-
Notifications
You must be signed in to change notification settings - Fork 1.2k
Description
PySDK Version
- PySDK V2 (2.x)
- PySDK V3 (3.x)
Describe the bug
Pipeline parameters (e.g., ParameterInteger, ParameterString) cannot be used in ModelTrainer hyperparameters because the safe_serialize function in sagemaker-train/src/sagemaker/train/utils.py doesn't handle PipelineVariable objects, causing a TypeError when building the pipeline.
To reproduce
Trying to pass max_depth as a Pipeline parameter to an XGBoost container in ModelTrainer
from sagemaker.core.workflow.parameters import ParameterInteger
from sagemaker.train import ModelTrainer
from sagemaker.core.training.configs import Compute
from sagemaker.core.workflow.pipeline_context import PipelineSession
from sagemaker.mlops.workflow.steps import TrainingStep
from sagemaker.mlops.workflow.pipeline import Pipeline
# Create pipeline session and parameter
pipeline_session = PipelineSession()
max_depth = ParameterInteger(name="MaxDepth", default_value=5)
# Create ModelTrainer with pipeline parameter in hyperparameters
model_trainer = ModelTrainer(
training_image="683313688378.dkr.ecr.us-east-1.amazonaws.com/sagemaker-xgboost:1.0-1-cpu-py3",
compute=Compute(instance_type="ml.m5.xlarge", instance_count=1),
sagemaker_session=pipeline_session,
role=role,
hyperparameters={
"max_depth": max_depth, # Pipeline parameter
},
)
train_args = model_trainer.train()
step_train = TrainingStep(name="TrainStep", step_args=train_args)

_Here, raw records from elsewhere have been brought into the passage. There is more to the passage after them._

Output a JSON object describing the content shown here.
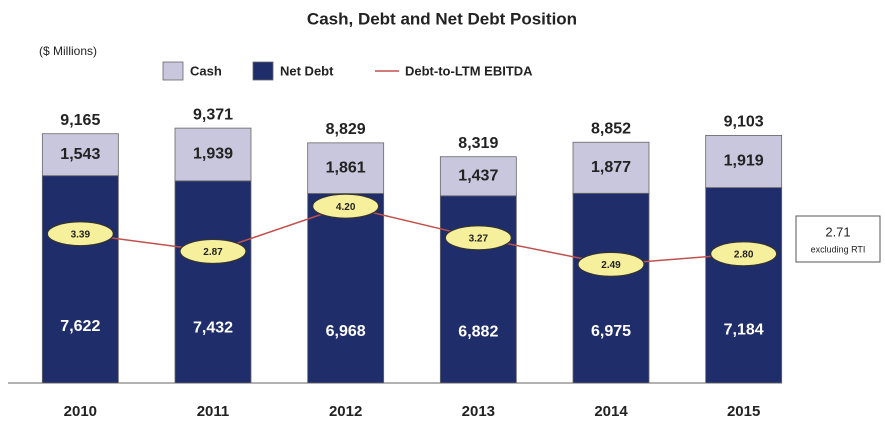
{
  "chart_data": {
    "type": "stacked_bar_line",
    "title": "Cash, Debt and Net Debt Position",
    "subtitle": "($ Millions)",
    "categories": [
      "2010",
      "2011",
      "2012",
      "2013",
      "2014",
      "2015"
    ],
    "series": [
      {
        "name": "Net Debt",
        "color": "#1f2d6a",
        "values": [
          7622,
          7432,
          6968,
          6882,
          6975,
          7184
        ],
        "value_labels": [
          "7,622",
          "7,432",
          "6,968",
          "6,882",
          "6,975",
          "7,184"
        ]
      },
      {
        "name": "Cash",
        "color": "#c9c7dd",
        "values": [
          1543,
          1939,
          1861,
          1437,
          1877,
          1919
        ],
        "value_labels": [
          "1,543",
          "1,939",
          "1,861",
          "1,437",
          "1,877",
          "1,919"
        ]
      },
      {
        "name": "Debt-to-LTM EBITDA",
        "color": "#c0504d",
        "axis": "y2",
        "values": [
          3.39,
          2.87,
          4.2,
          3.27,
          2.49,
          2.8
        ],
        "value_labels": [
          "3.39",
          "2.87",
          "4.20",
          "3.27",
          "2.49",
          "2.80"
        ]
      }
    ],
    "totals": [
      9165,
      9371,
      8829,
      8319,
      8852,
      9103
    ],
    "total_labels": [
      "9,165",
      "9,371",
      "8,829",
      "8,319",
      "8,852",
      "9,103"
    ],
    "annotation": {
      "value": "2.71",
      "text": "excluding RTI"
    },
    "ylim": [
      0,
      10000
    ],
    "y2lim": [
      -1,
      7
    ]
  }
}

# Create and upsert pipeline
pipeline = Pipeline(
name="test-pipeline",
parameters=[max_depth],
steps=[step_train],
sagemaker_session=pipeline_session,
)
It will fail on this step:
pipeline.upsert(role_arn=role)
Expected behavior
Pipeline parameters should be serialized correctly and the pipeline should be created successfully, allowing hyperparameters to be parameterized at pipeline execution time.
Screenshots or logs
Error logs
│ /opt/conda/lib/python3.12/site-packages/sagemaker/train/utils.py:191 in safe_serialize │
│ │
│ 188 │ try: │
│ 189 │ │ return json.dumps(data) │
│ 190 │ except TypeError: │
│ ❱ 191 │ │ return str(data) │
│ 192 │
│ 193 │
│ 194 def _run_clone_command_silent(repo_url, dest_dir): │
│ │
│ /opt/conda/lib/python3.12/site-packages/sagemaker/core/helper/pipeline_variable.py:38 in __str__ │
│ │
│ 35 │ │
│ 36 │ def __str__(self): │
│ 37 │ │ """Override built-in String function for PipelineVariable""" │
│ ❱ 38 │ │ raise TypeError( │
│ 39 │ │ │ "Pipeline variables do not support __str__ operation. " │
│ 40 │ │ │ "Please use `.to_string()` to convert it to string type in execution time " │
│ 41 │ │ │ "or use `.expr` to translate it to Json for display purpose in Python SDK." │
╰──────────────────────────────────────────────────────────────────────────────────────────────────╯
TypeError: Pipeline variables do not support __str__ operation. Please use `.to_string()` to convert it to string
type in execution time or use `.expr` to translate it to Json for display purpose in Python SDK.
System information
A description of your system. Please provide:
- SageMaker Python SDK version: 3.3.1
- Framework name (eg. PyTorch) or algorithm (eg. KMeans): XGBoost
- Framework version: 1.0
- Python version: 3.12.9
- CPU or GPU: CPU
- Custom Docker image (Y/N): N
Additional context
Add any other context about the problem here.